Due to social distancing requirements, the rehearsals were also held via Zoom with performers only gathering in the same place on the performance day to minimise as much contact as possible.
Instant Cafe producer Tan Cher Kian said the outcome far exceeded expectations and brought about an added dimension to the theatre experience.
If audiences in a live performance are passive spectators, those watching via online streaming can participate by exchanging views with each other in the online chat rooms, including participating in post-performance discussions with the cast and production team, he said.
“The audiences are now able to share their thoughts and feelings with us from all around the world,” he said.
Kukathas, who has had more than three decades in the scene, believes this is a new way to watch theatre.
“People can enjoy their own refreshments whilst chatting with other viewers,” she said.
Tickets were priced from RM5 to RM100, leaving it up to the audience to decide how much they are willing to pay for the promised “front-row experience”.
For some productions, like Alfian Saat’s Nadirah, the tickets were sold out, forcing Instant Theatre to host an encore of the show at the end of the run.
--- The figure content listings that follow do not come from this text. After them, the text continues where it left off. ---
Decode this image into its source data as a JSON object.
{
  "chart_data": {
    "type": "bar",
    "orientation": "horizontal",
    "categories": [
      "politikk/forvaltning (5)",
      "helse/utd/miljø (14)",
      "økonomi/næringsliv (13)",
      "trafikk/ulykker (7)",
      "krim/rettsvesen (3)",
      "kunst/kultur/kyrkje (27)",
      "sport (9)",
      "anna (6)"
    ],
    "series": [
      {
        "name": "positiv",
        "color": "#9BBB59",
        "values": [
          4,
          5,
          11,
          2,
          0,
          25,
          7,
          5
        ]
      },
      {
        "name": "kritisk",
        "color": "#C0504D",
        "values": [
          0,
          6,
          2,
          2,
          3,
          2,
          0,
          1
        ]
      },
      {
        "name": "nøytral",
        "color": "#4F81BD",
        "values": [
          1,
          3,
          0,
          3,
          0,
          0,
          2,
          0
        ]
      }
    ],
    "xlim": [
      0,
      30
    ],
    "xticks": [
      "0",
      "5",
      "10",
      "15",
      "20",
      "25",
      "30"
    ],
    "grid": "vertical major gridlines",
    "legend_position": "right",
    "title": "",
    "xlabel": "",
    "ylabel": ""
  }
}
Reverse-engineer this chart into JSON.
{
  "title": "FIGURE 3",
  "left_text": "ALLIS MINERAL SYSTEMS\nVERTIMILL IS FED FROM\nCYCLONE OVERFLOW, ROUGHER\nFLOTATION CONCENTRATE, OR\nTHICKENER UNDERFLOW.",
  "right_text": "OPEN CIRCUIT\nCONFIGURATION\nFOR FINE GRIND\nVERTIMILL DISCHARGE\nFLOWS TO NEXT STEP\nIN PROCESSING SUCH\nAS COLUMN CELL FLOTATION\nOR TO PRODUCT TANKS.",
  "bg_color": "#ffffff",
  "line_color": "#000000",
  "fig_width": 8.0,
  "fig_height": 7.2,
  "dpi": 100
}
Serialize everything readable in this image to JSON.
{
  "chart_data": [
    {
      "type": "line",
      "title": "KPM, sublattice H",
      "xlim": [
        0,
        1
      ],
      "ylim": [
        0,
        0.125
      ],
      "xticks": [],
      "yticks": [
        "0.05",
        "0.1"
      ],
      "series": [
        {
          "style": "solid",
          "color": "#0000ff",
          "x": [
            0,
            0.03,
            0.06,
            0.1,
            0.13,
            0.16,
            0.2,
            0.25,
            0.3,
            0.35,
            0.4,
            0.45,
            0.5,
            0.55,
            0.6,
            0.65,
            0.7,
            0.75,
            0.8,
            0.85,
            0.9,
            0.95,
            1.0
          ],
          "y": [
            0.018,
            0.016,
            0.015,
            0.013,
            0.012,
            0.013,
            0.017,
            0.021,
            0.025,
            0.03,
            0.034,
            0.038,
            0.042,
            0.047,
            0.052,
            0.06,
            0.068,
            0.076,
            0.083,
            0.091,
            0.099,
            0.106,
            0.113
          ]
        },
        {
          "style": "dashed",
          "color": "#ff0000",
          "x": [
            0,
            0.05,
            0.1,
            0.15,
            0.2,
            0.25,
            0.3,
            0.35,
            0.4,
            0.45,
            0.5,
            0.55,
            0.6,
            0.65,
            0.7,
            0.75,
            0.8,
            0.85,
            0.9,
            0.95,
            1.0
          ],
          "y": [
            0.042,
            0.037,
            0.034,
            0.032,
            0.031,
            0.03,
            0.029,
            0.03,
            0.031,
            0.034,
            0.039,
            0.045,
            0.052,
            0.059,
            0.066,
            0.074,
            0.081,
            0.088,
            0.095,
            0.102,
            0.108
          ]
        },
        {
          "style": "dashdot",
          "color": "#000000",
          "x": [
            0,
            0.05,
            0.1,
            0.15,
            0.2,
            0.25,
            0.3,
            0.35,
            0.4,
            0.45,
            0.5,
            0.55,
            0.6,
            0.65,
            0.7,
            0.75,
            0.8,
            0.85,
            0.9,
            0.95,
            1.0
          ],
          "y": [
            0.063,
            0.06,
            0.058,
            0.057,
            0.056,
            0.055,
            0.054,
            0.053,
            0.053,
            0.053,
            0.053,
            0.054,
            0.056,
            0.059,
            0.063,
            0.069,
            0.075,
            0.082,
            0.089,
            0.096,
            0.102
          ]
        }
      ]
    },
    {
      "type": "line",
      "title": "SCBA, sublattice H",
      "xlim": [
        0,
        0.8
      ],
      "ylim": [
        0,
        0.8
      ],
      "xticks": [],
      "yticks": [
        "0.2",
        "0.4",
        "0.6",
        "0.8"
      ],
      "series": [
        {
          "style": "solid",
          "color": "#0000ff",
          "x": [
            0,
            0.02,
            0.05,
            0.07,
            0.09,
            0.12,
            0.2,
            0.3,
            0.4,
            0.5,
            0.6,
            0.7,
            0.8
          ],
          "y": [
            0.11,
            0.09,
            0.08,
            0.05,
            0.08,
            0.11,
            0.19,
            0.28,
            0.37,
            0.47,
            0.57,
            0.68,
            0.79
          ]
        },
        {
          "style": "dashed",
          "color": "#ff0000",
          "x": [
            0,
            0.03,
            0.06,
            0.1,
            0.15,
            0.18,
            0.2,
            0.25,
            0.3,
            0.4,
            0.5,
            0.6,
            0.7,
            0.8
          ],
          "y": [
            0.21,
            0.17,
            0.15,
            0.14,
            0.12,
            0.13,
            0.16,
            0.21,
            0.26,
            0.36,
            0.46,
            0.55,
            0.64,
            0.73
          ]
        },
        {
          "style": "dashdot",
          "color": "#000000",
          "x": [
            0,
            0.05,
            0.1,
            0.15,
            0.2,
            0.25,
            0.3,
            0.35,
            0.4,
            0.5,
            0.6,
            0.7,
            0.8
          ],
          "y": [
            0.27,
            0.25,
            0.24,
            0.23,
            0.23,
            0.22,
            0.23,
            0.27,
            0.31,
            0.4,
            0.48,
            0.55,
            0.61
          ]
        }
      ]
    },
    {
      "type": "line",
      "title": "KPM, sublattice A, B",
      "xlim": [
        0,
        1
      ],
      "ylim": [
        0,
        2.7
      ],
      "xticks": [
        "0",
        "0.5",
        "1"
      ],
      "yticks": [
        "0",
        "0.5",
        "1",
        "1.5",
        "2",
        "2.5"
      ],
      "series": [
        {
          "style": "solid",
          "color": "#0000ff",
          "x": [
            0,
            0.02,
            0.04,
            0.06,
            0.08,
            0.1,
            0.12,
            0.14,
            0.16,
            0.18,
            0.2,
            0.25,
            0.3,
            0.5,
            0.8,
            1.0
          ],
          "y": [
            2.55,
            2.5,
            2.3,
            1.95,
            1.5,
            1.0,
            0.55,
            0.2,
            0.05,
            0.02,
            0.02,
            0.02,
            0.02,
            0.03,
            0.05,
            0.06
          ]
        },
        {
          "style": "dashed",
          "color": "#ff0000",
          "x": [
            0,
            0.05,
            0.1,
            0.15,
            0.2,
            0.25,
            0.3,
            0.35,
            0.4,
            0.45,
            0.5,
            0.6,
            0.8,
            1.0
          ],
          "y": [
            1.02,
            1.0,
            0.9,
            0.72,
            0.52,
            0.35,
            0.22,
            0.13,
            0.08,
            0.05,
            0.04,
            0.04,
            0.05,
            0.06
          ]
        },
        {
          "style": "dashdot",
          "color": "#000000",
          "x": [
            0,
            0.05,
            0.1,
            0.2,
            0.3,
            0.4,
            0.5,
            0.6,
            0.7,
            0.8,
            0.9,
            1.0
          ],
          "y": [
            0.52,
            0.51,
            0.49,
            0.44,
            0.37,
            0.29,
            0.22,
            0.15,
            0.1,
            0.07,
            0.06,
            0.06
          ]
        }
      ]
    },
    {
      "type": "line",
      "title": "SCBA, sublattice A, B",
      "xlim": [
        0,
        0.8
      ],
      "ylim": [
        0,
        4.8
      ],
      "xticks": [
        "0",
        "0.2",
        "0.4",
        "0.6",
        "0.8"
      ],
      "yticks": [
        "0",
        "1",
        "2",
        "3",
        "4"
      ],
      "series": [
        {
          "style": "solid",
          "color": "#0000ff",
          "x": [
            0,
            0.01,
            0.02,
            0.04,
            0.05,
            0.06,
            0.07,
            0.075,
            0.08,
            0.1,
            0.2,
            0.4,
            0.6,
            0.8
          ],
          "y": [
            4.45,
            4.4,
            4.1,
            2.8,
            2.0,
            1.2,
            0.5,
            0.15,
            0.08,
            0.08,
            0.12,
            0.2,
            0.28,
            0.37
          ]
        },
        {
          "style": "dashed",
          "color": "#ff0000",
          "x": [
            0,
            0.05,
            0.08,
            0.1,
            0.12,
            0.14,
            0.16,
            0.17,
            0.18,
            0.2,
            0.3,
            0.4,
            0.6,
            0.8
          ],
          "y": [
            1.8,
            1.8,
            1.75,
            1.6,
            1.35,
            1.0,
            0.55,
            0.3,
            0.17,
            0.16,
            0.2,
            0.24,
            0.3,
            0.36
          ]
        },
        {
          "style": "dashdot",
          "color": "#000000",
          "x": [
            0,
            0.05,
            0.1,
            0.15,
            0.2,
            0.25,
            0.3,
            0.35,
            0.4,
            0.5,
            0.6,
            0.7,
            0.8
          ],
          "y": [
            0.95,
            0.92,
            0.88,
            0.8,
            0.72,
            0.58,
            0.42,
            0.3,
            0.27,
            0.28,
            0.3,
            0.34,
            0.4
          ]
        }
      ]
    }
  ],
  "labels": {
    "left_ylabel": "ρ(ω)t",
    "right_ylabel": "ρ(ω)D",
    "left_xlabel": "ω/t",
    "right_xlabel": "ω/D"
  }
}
More than 1,500 people tuned in to watch the production from 26 countries, allowing Instant Cafe to donate five percent of proceeds to communities worst hit by the pandemic.
All-girl alternative rock band
Aside from theatre, local bands, too, have had to convert the live music experience to reach an audience from behind the screen.
Time Machine, an all-girl alternative rock band in the local indie music scene said they faced major financial losses in the first months of the pandemic as show after show was cancelled.
At the same time, however, there were more and more online concerts hosted to raise awareness for causes or raise funds for those facing hardship during the pandemic.
These online concerts have kept them going, Time Machine guitarist Krychell said, but switching formats was not a walk in the park.
“It was very different (to perform at an online concert) because there is no way to feed off crowd energy,” she said.
As more people grow accustomed to tuning in to new music online, playing these concerts have also raised their profile in the scene.
This helped them release a song on online music streaming platform Spotify which gained recognition through 5,000 streams the following month.
Despite the difficulties faced during the pandemic, it seems that it is the sheer passion that people have in their respective industries that is keeping the arts alive.
Time Machine believes their story shows how challenges can turn into opportunities.
“If music is something you enjoy doing, keep the content coming on your social media pages… even small stitched-together covers or new tidbits and releases can make an impact on someone new.”
In a way, the difficulties of the year 2020 have taught arts practitioners to return to basics of their craft and use it in new, exciting ways.
For Pop Up Theatre’s Alexandria, it is about remembering why they are in the scene in the first place.
“When you remember the reasons why you’re doing what you’re doing, you’ll be able to overcome anything, and maybe even strive through the storm.”